Machine learning models are massive computation graphs that push computing hardware to the limit. NatML is specifically designed for interactive applications, and as such has many considerations for maximizing performance.
The single most important factor in runtime performance is the choice of the model. Different model architectures can have performance implications. Below are some general guidelines when designing or choosing models:
When NatML runs inference on a model, it will always try to run the model computation graph on a dedicated machine learning accelerator (like CoreML on Apple and NNAPI on Android). If the model graph has any operators which are unsupported by the accelerator, it must then move the computation back to the CPU.
This process incurs a sizable penalty, both because of the memory transfers involved; and because CPU execution is typically much slower than dedicated ML hardware. As a result, it is highly recommended to use models which can be executed entirely by the ML accelerator.
When working on vision tasks, some models can accept dynamically-sized inputs (i.e. images of arbitrary sizes). This is in contrast with models that accept statically-sized inputs, which require resizing the input image to a fixed size before prediction.
Using models with dynamic inputs is strongly discouraged, because doing so usually translates into orders of magnitude more computation.
NatML has preliminary support for running quantized models. Quantized model store the coefficients of a model's computation graph as either half-precision floats (
fp16) or integers. Though model quantization is not a silver bullet for performance, it typically results in better performance on certain accelerators.
The second layer of optimization lies with NatML Hub. It is highly recommended to upload your models to Hub, even if you have no intention of distributing them. This is because Hub is able to optimize performance for every model, and for every specific device which fetches the model.
MLModelData is fetched from Hub, Hub has several choices to make which can highly influence the runtime performance of the model. Some of these choices include:
Accelerators to run a model on, like the CPU, SIMD accelerators, or neural processors.
Quantization schemes, like half-float (
fp16) or integer quantization.
On-device graph optimization, where some accelerators might benefit more than others.
Graph execution schemes, like distributing execution between accelerators.
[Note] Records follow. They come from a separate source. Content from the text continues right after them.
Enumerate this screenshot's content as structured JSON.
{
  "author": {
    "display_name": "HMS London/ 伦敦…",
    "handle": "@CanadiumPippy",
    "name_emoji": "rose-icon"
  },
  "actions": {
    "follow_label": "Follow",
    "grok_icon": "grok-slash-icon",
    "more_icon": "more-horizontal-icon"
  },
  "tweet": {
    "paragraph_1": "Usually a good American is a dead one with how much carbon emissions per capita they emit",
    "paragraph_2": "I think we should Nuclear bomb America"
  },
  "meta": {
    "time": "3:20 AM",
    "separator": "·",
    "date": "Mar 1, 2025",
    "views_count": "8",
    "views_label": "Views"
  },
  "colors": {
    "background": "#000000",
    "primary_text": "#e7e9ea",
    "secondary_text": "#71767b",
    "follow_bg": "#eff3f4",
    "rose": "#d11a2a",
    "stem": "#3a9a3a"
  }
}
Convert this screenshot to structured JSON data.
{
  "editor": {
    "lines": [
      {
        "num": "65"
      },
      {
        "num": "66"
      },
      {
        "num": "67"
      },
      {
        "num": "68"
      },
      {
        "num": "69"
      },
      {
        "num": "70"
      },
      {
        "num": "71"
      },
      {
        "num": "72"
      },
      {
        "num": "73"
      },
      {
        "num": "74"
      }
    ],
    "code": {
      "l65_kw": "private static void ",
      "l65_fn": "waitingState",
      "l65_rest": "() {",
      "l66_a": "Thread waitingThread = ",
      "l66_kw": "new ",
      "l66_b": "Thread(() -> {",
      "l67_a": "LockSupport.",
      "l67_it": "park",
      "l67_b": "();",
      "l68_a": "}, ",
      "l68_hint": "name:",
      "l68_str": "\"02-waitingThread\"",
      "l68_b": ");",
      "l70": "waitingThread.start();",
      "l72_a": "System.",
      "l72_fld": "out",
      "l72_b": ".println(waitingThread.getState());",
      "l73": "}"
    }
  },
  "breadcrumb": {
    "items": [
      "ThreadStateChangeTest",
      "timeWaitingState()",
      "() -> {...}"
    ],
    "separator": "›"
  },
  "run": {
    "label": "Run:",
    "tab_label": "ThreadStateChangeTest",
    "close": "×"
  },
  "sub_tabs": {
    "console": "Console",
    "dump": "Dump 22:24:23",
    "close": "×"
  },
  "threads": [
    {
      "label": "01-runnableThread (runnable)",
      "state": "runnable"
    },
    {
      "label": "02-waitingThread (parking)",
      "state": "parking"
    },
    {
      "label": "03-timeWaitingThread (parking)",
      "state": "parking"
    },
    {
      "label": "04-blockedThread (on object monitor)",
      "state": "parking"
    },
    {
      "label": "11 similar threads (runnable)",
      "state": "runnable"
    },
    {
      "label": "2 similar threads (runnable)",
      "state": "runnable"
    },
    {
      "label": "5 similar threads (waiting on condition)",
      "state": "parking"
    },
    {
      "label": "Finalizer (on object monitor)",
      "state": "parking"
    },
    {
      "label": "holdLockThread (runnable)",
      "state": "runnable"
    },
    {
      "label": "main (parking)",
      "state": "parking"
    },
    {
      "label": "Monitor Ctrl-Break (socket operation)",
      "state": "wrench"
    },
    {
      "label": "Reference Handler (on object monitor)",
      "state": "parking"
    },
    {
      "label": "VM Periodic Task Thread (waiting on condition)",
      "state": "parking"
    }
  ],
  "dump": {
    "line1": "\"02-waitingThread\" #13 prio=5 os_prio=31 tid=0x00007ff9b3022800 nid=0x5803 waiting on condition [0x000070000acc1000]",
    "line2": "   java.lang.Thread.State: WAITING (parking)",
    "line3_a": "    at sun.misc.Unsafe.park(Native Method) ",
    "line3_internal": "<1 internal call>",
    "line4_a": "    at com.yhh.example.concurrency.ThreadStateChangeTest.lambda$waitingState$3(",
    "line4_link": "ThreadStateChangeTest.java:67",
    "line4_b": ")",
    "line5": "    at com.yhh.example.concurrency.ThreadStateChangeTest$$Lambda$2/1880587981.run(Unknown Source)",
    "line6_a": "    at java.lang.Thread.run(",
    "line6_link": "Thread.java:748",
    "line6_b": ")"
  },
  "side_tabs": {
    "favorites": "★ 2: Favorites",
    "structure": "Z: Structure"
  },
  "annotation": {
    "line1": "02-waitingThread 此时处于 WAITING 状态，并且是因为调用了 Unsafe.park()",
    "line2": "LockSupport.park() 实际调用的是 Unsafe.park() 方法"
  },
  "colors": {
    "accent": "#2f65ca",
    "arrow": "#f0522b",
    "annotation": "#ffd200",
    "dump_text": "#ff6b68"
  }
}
Because Hub collects performance analytics data, it is able to analyze the performance of a given model on a given device, for all of the choices it makes. As such, it can perform a purely data-driven model optimization specific to each device that requests model data.
The third layer of optimization lies within the predictor. The main concern around predictors is on memory allocations and memory copies. A predictor is responsible for converting input features into data that can be ingested by the model, and for converting prediction feature data into an output type that can easily be used by developers.
MLFeature implementations already provide highly-optimized routines for converting input features into prediction-ready data. If your predictor cannot benefit from these routines, then you should attempt write highly-parallelized conversion code. For this, we highly recommend using Unity's Burst compiler or other SIMD routines.
For converting prediction feature data into a usable output type, we recommend working directly on the native feature data instead of copying the data into a managed array.
Features are the final point of optimization. When you instantiate an
MLFeature, whether by using an implicit conversion or by using a specific feature constructor, no computation is expected to happen. As such, features are very lightweight objects that can be used liberally.
The only thing to keep in mind is to reuse features wherever necessary. This can provide a slight performance gain because such features can reuse any allocations they might have made previously, as opposed to recreating them from scratch.
Once all the above optimizations have been made, your model might not be able to run in realtime. This doesn't mean it can't still be used; in fact many models run slower-than-realtime in interactive applications. In this situation, it becomes beneficial to run predictions asynchronously.
NatML provides the
MLAsyncPredictor which is a wrapper around any existing predictor for this purpose:
// Create a predictorvar predictor = new MLClassificationPredictor(...);// Then make it async!var asyncPredictor = predictor.ToAsync();
The async predictor spins up a dedicated worker thread for making predictions, completely freeing up your app to perform other processing:
// Before, we used to make predictions on the main thread:var (label, confidence) = predictor.Predict(...);// Now, we can make predictions on a dedicated worker thread:var (label, confidence) = await asyncPredictor.Predict(...);
When making predictions in streaming applications (like in camera apps), you can check if the async predictor is ready to make more predictions, so as not to backup the processing queue:
// If the predictor is ready, queue more workif (asyncPredictor.readyForPrediction)var output = await asyncPredictor.Predict(...);
Finally, you must
Dispose the predictor when you are done with it, so as not to leave threads and other resources dangling.